$C^1[a,b]$ is closed in $C[a,b]$

Try building a sequence of differentiable functions, converging to $f(x) = |x|$ (say $[a, b] = [-1, 1]$).

No -- on the contrary, $C^1[a,b]$ is dense in $C[a,b]$, by the Weierstrass approximation theorem. But that's too big a gun to bring out to show that it is simply not closed.

Instead, to follow your ansatz, Karolis' suggestion is to consider $h(x)=|x|$. That's the archetypical example of a function that's continuous but not differentiable, if $0$ is an interior point of $[a,b]$ (which we can clearly assume without loss of generality).

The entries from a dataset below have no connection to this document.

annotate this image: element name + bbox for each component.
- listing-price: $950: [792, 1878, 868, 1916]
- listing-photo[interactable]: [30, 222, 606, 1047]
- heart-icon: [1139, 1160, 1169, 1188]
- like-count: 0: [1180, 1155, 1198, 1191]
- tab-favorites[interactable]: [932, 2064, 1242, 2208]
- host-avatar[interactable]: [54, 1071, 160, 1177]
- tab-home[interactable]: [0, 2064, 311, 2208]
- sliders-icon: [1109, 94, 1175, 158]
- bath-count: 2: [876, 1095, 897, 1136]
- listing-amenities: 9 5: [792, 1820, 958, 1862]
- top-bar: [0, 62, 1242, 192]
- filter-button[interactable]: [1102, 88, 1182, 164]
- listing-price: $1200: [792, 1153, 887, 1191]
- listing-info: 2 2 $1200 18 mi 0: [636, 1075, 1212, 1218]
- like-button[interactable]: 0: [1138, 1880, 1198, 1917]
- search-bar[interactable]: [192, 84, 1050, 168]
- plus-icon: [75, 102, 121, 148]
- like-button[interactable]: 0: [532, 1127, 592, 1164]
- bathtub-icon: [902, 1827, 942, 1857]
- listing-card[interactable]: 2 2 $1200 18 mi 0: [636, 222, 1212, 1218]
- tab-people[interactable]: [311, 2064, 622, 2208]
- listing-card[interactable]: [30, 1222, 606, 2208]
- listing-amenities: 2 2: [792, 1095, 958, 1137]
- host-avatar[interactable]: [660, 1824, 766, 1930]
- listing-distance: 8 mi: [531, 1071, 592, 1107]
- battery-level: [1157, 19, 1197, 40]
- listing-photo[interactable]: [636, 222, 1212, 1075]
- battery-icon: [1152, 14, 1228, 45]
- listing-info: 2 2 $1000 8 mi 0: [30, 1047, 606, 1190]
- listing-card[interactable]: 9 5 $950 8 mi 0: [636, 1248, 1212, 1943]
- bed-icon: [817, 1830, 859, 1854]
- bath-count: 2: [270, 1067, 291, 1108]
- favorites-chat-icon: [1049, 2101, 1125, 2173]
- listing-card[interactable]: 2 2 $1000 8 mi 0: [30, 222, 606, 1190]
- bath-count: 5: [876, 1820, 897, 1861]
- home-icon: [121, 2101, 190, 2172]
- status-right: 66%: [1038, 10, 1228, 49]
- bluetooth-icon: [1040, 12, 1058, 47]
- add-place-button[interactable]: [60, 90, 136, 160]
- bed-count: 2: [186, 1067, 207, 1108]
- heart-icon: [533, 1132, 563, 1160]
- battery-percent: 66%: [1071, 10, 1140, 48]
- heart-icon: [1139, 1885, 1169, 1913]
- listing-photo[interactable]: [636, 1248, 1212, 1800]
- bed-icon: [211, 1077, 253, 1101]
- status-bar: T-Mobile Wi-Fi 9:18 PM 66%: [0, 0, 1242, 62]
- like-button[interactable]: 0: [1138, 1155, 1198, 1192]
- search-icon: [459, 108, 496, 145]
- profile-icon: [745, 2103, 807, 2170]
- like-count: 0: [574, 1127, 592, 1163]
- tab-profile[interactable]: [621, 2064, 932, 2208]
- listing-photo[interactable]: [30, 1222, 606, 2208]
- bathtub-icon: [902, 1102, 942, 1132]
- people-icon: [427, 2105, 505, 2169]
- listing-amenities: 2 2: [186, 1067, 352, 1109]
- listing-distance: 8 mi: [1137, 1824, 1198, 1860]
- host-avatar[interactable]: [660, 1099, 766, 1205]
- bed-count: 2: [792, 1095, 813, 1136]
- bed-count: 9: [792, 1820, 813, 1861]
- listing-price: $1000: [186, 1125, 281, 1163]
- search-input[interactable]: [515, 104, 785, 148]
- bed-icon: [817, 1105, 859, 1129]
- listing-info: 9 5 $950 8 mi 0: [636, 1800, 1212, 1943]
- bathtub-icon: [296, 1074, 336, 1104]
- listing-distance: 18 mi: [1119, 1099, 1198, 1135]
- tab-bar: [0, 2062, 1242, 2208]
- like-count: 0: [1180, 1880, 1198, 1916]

We're then looking for an $\epsilon$ such that no $f$ that differs from $h$ by at most $\epsilon$ can be differentiable. If we fail in that -- in other words, if for every $\epsilon$ there is a differentiable $f$ close to $h$ -- then we have proved that $C^1[a,b]$ is not closed.

Now consider $f(x)=\sqrt{x^2+\delta}$ where $\delta$ is a small positive constant that possibly depends on $\epsilon$. Is this always differentiable? Can we made it stay within a distance of $\epsilon$ from $|x|$ by choosing $\delta$ small enough?